When did hope and wonder give way to fear and gloom anyway, and why? Hope and wonder are a lot more fun.

The next time you see photos of a new space discovery, take a few moments to really picture the scene. Picture the incredibly talented team of dedicated people that made it happen, the vastness of space and the incredible unlikeliness of the amazing objects out there, and our being alive at this time in history to witness it. Let the wonder really take hold.

Of that feeling are bright futures made.

PHILAE HAS LANDED

Photo taken by the Philae lander on approach.

There were cheers and tears and hugs all around at the European Space Agency’s Rosetta spacecraft Mission Control. The Philae lander successfully made the first-ever landing by a man-made object on a comet at 11:04 am EDT. This is the biggest moment in a mission that was launched in 2004. The lander quickly began to send telemetry to confirm contact and that it still has power, although the landing didn’t go exactly as planned. Because the surface of comet 67P/Churyumov-Gerasimenko was expected to be soft and granular, and its gravity is negligible, the Philae lander carried harpoons that were programmed to fire upon landing and anchor the small probe to the ground. It’s now known that those harpoons did not fire, and Philae may have bounced once when coming down (the landing site isn’t totally flat, and the craft hit the surface at about human walking speed). Fortunately the landing gear also included screws that would gently dig into the comet material to hold Philae down, and it appears that at least some of the screws have dug their way in. Talk about mixed emotions, reaching the pinnacle of a ten-year mission and not being completely certain the Philae will hang on!

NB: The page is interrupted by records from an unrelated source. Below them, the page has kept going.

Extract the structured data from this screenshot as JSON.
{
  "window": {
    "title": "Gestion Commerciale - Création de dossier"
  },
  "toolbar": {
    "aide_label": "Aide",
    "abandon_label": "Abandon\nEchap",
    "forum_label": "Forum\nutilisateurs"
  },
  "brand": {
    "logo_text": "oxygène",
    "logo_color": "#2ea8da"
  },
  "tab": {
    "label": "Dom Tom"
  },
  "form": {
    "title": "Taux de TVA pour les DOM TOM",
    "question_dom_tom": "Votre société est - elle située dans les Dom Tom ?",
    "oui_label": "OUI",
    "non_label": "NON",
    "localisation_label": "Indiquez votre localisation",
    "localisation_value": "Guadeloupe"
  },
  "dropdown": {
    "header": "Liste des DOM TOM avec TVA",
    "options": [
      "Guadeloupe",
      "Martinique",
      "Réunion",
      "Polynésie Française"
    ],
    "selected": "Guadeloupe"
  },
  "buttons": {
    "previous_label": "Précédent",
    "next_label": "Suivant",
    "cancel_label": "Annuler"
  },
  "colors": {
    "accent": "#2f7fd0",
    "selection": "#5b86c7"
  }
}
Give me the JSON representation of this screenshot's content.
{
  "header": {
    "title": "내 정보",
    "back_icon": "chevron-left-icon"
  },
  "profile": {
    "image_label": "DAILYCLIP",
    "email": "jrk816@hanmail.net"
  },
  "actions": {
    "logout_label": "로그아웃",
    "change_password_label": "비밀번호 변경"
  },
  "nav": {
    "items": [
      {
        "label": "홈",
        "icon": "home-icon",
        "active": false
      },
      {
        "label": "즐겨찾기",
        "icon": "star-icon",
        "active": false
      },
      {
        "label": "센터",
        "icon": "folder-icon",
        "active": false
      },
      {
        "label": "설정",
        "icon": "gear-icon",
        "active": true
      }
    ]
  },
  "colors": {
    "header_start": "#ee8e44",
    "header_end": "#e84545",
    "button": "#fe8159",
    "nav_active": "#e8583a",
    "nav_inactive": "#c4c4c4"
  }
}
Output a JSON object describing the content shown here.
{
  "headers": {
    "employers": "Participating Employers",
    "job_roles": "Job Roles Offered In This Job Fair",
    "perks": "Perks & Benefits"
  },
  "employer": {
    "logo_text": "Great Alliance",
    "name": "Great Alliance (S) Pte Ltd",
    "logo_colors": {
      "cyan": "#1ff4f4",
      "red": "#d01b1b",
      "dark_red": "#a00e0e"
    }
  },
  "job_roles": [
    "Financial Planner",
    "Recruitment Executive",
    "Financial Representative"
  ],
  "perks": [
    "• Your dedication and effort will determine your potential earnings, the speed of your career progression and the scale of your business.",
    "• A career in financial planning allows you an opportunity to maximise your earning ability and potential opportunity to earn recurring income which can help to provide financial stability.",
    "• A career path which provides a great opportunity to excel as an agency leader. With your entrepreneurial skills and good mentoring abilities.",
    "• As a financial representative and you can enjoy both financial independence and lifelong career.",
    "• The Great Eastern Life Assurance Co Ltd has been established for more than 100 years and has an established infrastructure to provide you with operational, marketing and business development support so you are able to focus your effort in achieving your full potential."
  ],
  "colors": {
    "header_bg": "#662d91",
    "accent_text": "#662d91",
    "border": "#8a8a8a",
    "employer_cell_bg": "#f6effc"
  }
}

More information will have to wait until Thursday when the craft and the comet are in the proper alignment with Earth again, but so far the mission team has a lot to be proud of.

Assuming the best scenario, Philae will soon dig samples of the comet and we’ll finally find out what comets are really made of. That will be important information about the early stages of the solar system, when comets formed, and might be invaluable knowledge for when we send spacecraft to mine the asteroids and outer moons. Some comets might turn out to be handy fueling stations.

As much as anything else, the Rosetta mission is encouraging because it shows how much can be accomplished through broad multinational cooperation. There are a lot of partners involved in this venture, from a lot of different nations—not just Europe. And hopefully each one will get to enjoy the many scientific rewards in the days to come.